1. Temos sempre insistido sobre a necessidade de dar moralidade à economia de mercado, cujo codinome é “capitalismo”. Este não é uma coisa. É um processo evolutivo de organização social que, extrai sua eficiência produtiva da enorme competição que estabelece entre os indivíduos. Essa eficiência foi reconhecida por Marx e Engels, no Manifesto Comunista de 1848. Para dar um exemplo físico: nos primeiros 17,5 séculos, dos 20 que nos separam do nascimento de Cristo, a “produtividade” do homem permaneceu praticamente constante. Nos últimos 250 anos, com os “mercados” (simultaneamente efeito e causa da Revolução Industrial) aquela produtividade foi multiplicada por 16!
2. Nos mesmos primeiros 17,5 séculos, a população mundial não chegou a triplicar, sempre aprisionada na armadilha malthusiana. Nos últimos 250 anos ela praticamente decuplicou! O fato mais notável é que nos países em que a organização econômica dos “mercados” foi sustentada adequadamente pela organização social que sempre a embebe, esse aumento da produtividade foi acompanhado por uma expansão dos direitos e da liberdade do homem.
3. A ligação histórica entre a eficiência dos mercados, a liberdade do homem e a possibilidade dele apropriar-se dos benefícios de sua atividade, não é fortuita. Elas caminharam juntas, protegidas por um Estado constitucionalmente organizado cujos governos são, periodicamente, escolhidos pelo sufrágio universal em eleições realizadas livremente.

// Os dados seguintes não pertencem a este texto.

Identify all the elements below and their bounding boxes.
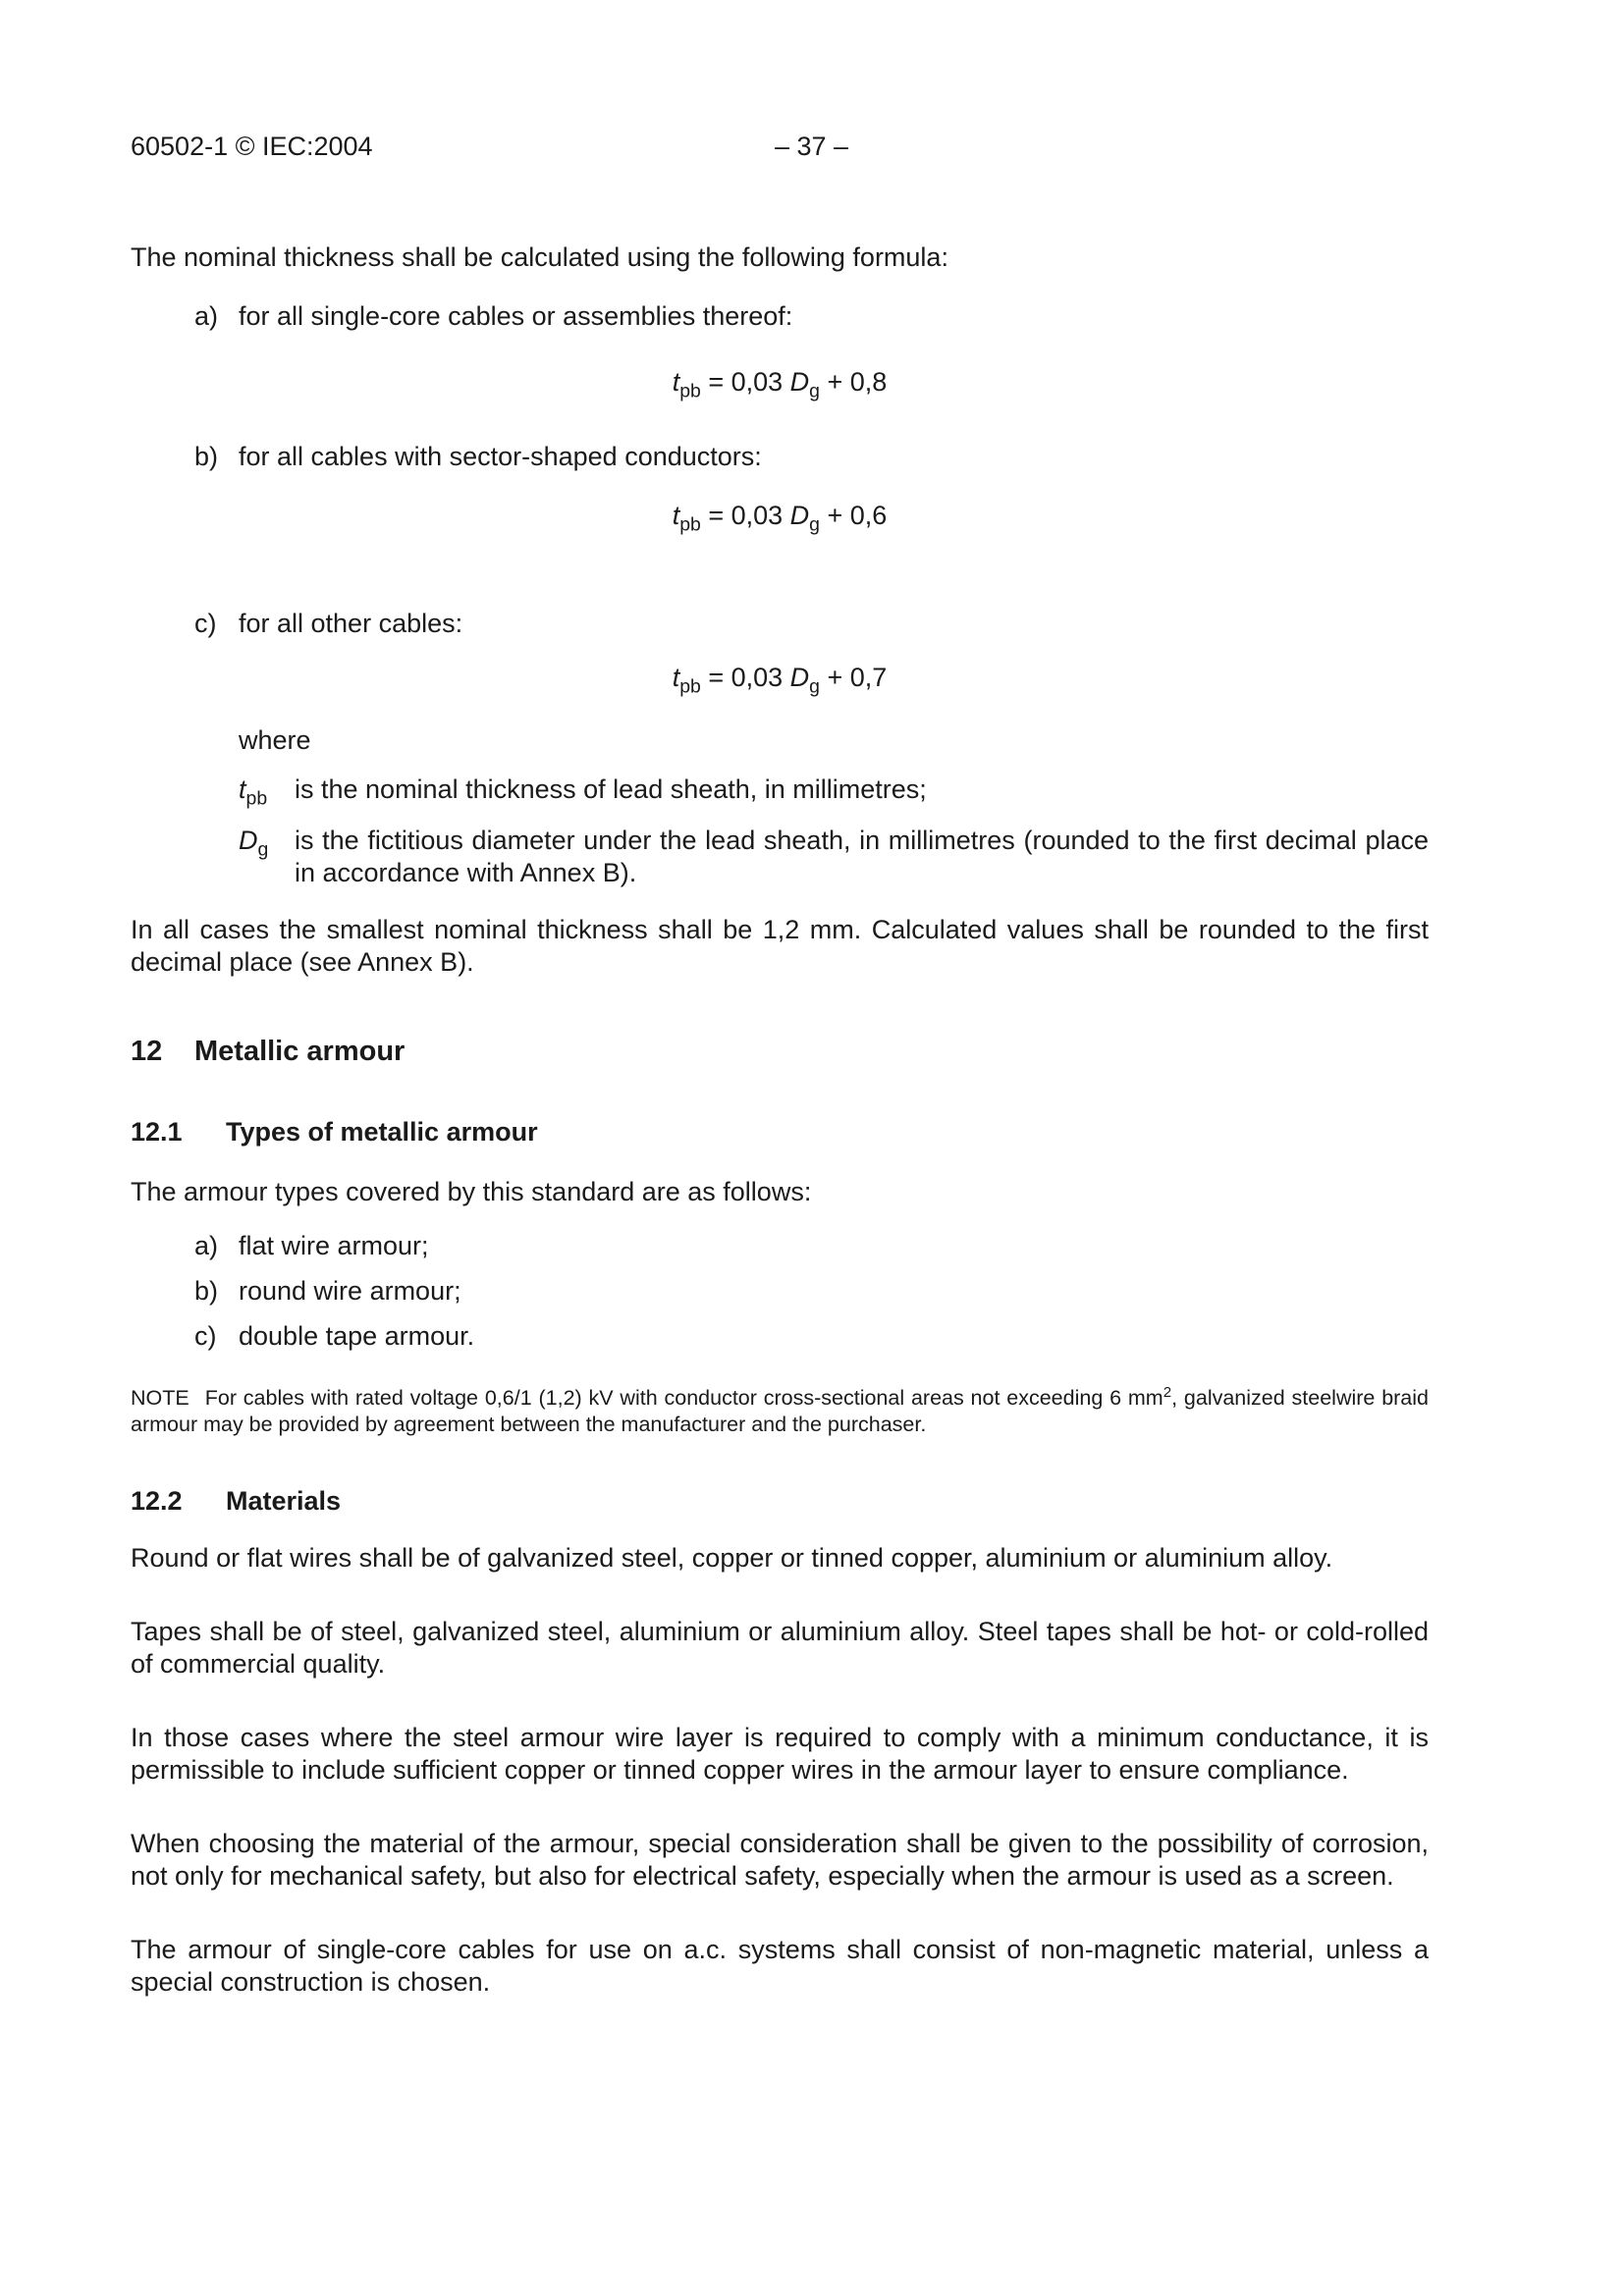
formula-single-core [131,366,1429,407]
subclause-12-1-heading [131,1115,1429,1148]
clause-number: 12 [131,1035,163,1067]
subclause-number: 12.2 [131,1485,183,1516]
note-label: NOTE [131,1385,189,1410]
formula-subscript: g [809,513,820,536]
lead-sheath-closing-paragraph: In all cases the smallest nominal thickness shall be 1,2 mm. Calculated values shall be rounded to the first decimal place (see Annex B). [131,914,1429,977]
formula-variable: D [789,662,810,692]
formula-constant: + 0,7 [819,662,888,692]
list-item-label: c) [194,608,217,638]
list-item-label: a) [194,301,219,331]
formula-operator: = 0,03 [700,367,790,397]
note-paragraph [131,1379,1429,1438]
subclause-12-2-heading [131,1484,1429,1518]
list-item-text: round wire armour; [239,1275,461,1306]
definition-tpb [239,774,1429,815]
materials-paragraph-1: Round or flat wires shall be of galvanized steel, copper or tinned copper, aluminium or aluminium alloy. [131,1542,1333,1573]
armour-list-item-b [194,1275,1429,1308]
definition-dg [239,825,1429,889]
formula-subscript: g [809,380,820,402]
formula-variable: D [789,367,810,397]
armour-types-intro-paragraph: The armour types covered by this standard are as follows: [131,1176,812,1206]
formula-variable: t [672,367,680,397]
note-text: , galvanized steelwire braid armour may be provided by agreement between the manufacturer and the purchaser. [131,1385,1430,1436]
list-item-b [194,441,1429,473]
definition-text: is the fictitious diameter under the lead sheath, in millimetres (rounded to the first decimal place in accordance with Annex B). [295,825,1429,887]
list-item-text: for all single-core cables or assemblies thereof: [239,301,793,331]
note-text: For cables with rated voltage 0,6/1 (1,2) kV with conductor cross-sectional areas not exceeding 6 mm [204,1385,1163,1410]
list-item-label: b) [194,442,219,472]
list-item-text: double tape armour. [239,1320,475,1351]
list-item-a [194,300,1429,333]
formula-subscript: pb [679,513,701,536]
formula-operator: = 0,03 [700,501,790,531]
materials-paragraph-5: The armour of single-core cables for use on a.c. systems shall consist of non-magnetic material, unless a special construction is chosen. [131,1934,1429,1997]
definition-symbol [239,774,295,815]
note-superscript: 2 [1163,1383,1172,1401]
symbol-subscript: pb [245,787,268,810]
symbol-subscript: g [257,837,269,860]
list-item-c [194,608,1429,640]
symbol-definitions [239,774,1429,888]
list-item-label: a) [194,1230,219,1260]
lead-sheath-intro-paragraph: The nominal thickness shall be calculated using the following formula: [131,242,948,272]
armour-types-list [131,1230,1429,1353]
list-item-label: c) [194,1320,217,1351]
definition-symbol [239,825,295,889]
where-label: where [239,725,311,756]
subclause-title: Materials [226,1485,342,1516]
armour-list-item-c [194,1320,1429,1353]
formula-constant: + 0,6 [819,501,888,531]
formula-variable: t [672,501,680,531]
materials-paragraph-3: In those cases where the steel armour wire layer is required to comply with a minimum conductance, it is permissible to include sufficient copper or tinned copper wires in the armour layer to ensure compliance. [131,1722,1429,1785]
formula-operator: = 0,03 [700,662,790,692]
formula-variable: t [672,662,680,692]
formula-other-cables [131,662,1429,703]
page-header [131,131,1429,163]
formula-subscript: pb [679,380,701,402]
document-reference: 60502-1 © IEC:2004 [131,132,373,161]
materials-paragraph-2: Tapes shall be of steel, galvanized steel, aluminium or aluminium alloy. Steel tapes shall be hot- or cold-rolled of commercial quality. [131,1616,1429,1679]
armour-list-item-a [194,1230,1429,1262]
list-item-text: for all other cables: [239,608,463,638]
symbol-base: D [239,825,258,855]
list-item-text: flat wire armour; [239,1230,429,1260]
page-number: – 37 – [774,132,849,161]
list-item-text: for all cables with sector-shaped conductors: [239,442,762,472]
list-item-label: b) [194,1275,219,1306]
symbol-base: t [239,774,246,805]
definition-text: is the nominal thickness of lead sheath, in millimetres; [295,774,927,805]
formula-subscript: g [809,675,820,698]
clause-12-heading [131,1034,1429,1069]
materials-paragraph-4: When choosing the material of the armour, special consideration shall be given to the possibility of corrosion, not only for mechanical safety, but also for electrical safety, especially when the armour is used as a screen. [131,1828,1429,1891]
formula-variable: D [789,501,810,531]
formula-subscript: pb [679,675,701,698]
subclause-number: 12.1 [131,1116,183,1147]
formula-sector-shaped [131,500,1429,541]
subclause-title: Types of metallic armour [226,1116,538,1147]
formula-constant: + 0,8 [819,367,888,397]
clause-title: Metallic armour [194,1035,406,1067]
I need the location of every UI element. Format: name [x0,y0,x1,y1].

4. Mas por que, então, esse sistema é fortemente criticado desde sempre (em particular por Marx e Engels, no mesmo Manifesto)? Primeiro, porque ele contém em si uma tendência a flutuar que estressa permanentemente o cidadão. Segundo, porque deixado a si mesmo (isto é, sem medidas corretivas do Estado) ele tende a aumentar a desigualdade entre os homens. Uma relativa igualdade é perseguida pelos homens desde que eles começaram a pensar sua situação no mundo, muito antes de Cristo…
5. Mas como obter sua moralidade? Sendo tremendamente competitivo, o cuidado maior deve ser com o ponto de partida da corrida. Todos têm que partir do mesmo ponto: têm de ter a mesma igualdade de oportunidade na saída. O resultado final será, certamente, diferente para cada um, produto da educação e da sorte. É a igualdade de oportunidade que dá conforto aos competidores e os leva a aceitar os resultados finais como “morais”.
6. É isso que impõe ao Estado a dura e delicada tarefa (porque ele não é onisciente) de calibrar a relativa igualdade de oportunidade (com políticas públicas redistributivas) sem sacrificar a eficiência produtiva. O “capitalismo” não pode sobreviver sem um Estado inteligente!